Formal written mediation briefs are not always a requirement for mediation to be effective. However, if counsel so elect, those briefs should be disseminated at least 10 days in advance of any mediation date and should be no greater than 10 pages in length (not including exhibits).
The Players:
Each party minimally involves the participation of two people, client and counsel (except when a party is en pro per). Frequently, a party's team may consist of several players, each essential to the mediated/negotiation process:
• Experts to present or evaluate technical issues.
• Principals most familiar with the factual events being disputed.
• Insurance professionals with actual settlement authority.

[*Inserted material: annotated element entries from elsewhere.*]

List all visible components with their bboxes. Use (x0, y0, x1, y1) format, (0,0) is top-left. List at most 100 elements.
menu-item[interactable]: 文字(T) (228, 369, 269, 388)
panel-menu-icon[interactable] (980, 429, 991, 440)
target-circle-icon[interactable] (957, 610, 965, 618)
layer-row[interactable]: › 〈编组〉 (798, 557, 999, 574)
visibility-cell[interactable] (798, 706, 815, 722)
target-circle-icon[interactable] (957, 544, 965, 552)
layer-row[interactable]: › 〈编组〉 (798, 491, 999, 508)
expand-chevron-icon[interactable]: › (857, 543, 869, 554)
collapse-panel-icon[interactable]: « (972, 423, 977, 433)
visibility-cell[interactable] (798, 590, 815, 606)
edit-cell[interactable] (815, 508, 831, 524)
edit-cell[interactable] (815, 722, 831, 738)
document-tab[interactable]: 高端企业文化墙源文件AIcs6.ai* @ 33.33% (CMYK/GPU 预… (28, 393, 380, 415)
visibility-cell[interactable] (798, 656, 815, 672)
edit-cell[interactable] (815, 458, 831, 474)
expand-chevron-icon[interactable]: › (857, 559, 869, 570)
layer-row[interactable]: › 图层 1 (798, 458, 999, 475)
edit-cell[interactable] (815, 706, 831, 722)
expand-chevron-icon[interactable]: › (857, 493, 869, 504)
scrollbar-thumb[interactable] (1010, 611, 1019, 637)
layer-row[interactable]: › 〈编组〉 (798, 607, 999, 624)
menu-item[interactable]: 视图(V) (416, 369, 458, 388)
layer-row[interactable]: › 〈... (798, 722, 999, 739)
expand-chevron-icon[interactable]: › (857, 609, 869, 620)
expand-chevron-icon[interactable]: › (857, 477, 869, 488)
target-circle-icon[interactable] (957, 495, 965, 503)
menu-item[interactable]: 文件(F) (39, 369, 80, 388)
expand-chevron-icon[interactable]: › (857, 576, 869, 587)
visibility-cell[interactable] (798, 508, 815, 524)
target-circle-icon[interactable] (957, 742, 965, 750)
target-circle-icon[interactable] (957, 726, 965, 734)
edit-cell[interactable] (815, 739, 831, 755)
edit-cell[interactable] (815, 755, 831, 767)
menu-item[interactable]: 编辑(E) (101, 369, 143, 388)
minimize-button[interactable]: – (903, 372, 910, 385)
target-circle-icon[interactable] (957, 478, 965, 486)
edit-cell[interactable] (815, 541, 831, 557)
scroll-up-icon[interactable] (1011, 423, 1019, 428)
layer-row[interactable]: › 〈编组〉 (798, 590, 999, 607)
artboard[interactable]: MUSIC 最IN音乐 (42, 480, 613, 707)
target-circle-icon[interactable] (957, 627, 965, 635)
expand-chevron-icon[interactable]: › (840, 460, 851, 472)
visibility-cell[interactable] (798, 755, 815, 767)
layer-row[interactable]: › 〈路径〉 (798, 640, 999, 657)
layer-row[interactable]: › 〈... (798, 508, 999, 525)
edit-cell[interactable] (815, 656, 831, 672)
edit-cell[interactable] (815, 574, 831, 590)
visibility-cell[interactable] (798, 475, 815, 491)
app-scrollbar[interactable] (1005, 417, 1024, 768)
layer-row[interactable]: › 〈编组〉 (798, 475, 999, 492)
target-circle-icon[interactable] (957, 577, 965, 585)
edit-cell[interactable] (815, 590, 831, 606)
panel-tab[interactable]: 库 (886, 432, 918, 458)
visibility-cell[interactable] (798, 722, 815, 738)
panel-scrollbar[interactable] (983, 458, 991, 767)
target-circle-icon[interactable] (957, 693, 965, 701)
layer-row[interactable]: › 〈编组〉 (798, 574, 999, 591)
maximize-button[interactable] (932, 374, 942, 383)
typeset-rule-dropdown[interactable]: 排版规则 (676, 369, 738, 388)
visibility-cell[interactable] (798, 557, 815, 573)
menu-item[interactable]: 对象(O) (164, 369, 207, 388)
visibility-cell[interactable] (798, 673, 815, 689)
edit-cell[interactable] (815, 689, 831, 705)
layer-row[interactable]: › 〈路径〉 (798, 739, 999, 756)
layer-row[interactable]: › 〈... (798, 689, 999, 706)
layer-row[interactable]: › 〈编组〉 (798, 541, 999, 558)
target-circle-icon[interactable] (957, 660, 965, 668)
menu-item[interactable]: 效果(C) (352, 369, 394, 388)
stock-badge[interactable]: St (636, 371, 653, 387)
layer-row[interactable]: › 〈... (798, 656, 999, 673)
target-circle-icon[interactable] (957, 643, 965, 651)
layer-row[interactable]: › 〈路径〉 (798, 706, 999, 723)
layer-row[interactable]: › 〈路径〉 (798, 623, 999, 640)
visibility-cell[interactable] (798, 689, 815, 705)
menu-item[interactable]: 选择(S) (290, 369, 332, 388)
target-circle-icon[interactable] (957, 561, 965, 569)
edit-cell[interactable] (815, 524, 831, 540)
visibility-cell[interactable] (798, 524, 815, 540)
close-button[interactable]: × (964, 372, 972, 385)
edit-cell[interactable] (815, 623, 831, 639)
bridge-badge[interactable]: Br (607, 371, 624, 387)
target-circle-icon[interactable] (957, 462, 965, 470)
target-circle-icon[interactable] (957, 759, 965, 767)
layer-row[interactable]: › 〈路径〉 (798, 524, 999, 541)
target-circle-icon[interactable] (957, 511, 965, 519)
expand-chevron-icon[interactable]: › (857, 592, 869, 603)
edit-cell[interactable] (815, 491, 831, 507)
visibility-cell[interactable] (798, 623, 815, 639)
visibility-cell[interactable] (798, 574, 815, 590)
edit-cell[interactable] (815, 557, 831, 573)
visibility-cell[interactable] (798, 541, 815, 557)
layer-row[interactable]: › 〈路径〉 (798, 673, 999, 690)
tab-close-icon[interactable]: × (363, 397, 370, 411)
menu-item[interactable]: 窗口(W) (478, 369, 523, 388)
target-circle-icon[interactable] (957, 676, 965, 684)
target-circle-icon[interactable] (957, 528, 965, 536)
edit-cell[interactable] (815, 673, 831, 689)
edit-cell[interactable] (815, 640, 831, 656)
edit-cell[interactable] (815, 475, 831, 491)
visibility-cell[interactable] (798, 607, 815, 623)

• Counsel managing the legal and strategic issues in both the
negotiation process and the litigation.
There are often coverage issues (or litigations) riding piggyback on, or underlying the disposition of a case at hand. In such a case, coverage counsel, principals, and special carrier representatives may also be required to attend in order for a comprehensive settlement to be realized.
Opening Joint Session
A mediator will generally kick off the initial joint session with introductions of all attending participants and by presenting a brief procedural sketch of the mediation protocol, including an explanation of the confidentiality agreement.
After the mediation roster and confidentiality agreement have been circulated and signed, the mediator will usually call on each counsel to give a brief summary of their position, starting with plaintiffs counsel.
It is the standard custom and practice of most professional mediators to provide a verbal summary following each party's presentation, based on the mediator's simultaneous notations. This is done in order to provide the assurance that the positions as presented were fully understood. The mediator will quickly recap the counsel's initial position, providing all parties with the opportunity to hear presented positions for a second time.
After the presentation of initial negotiating positions, parties may wish to have the mediator extend the utility of the joint session by fielding clarifying (non-argumentative) questions indirectly through the mediator.
During these informal exchanges and facilitated dialogue, the mediator remains ever vigilant to ensure that the Q & A process remains productive
At the end of the joint session, the mediator will usually announce the schedule for the first round of confidential caucuses.
The purpose of these private sessions is 3-fold:
They give the mediator an opportunity to hear any information that might be relevant for working towards a resolution that parties may have thought imprudent to disclose in the joint session in front of the other participants.
Once having heard a round of this more confidential information, the mediator will play devil's advocate, where appropriate, so that each party will be left with as balanced as possible assessment of their position in the case, so that, in turn:
Any realistic options for settlement can be reviewed without parties having to change any publicly stated negotiating position.
A final joint session is usually convened to summarize the terms of settlement or, alternately, to secure agreement on the next steps the parties wish to take in a continuing effort to resolve the matter out of court. Parties frequently authorize the mediator to conduct follow-up phone work should a final resolution not be achieved during the face-to-face mediation session.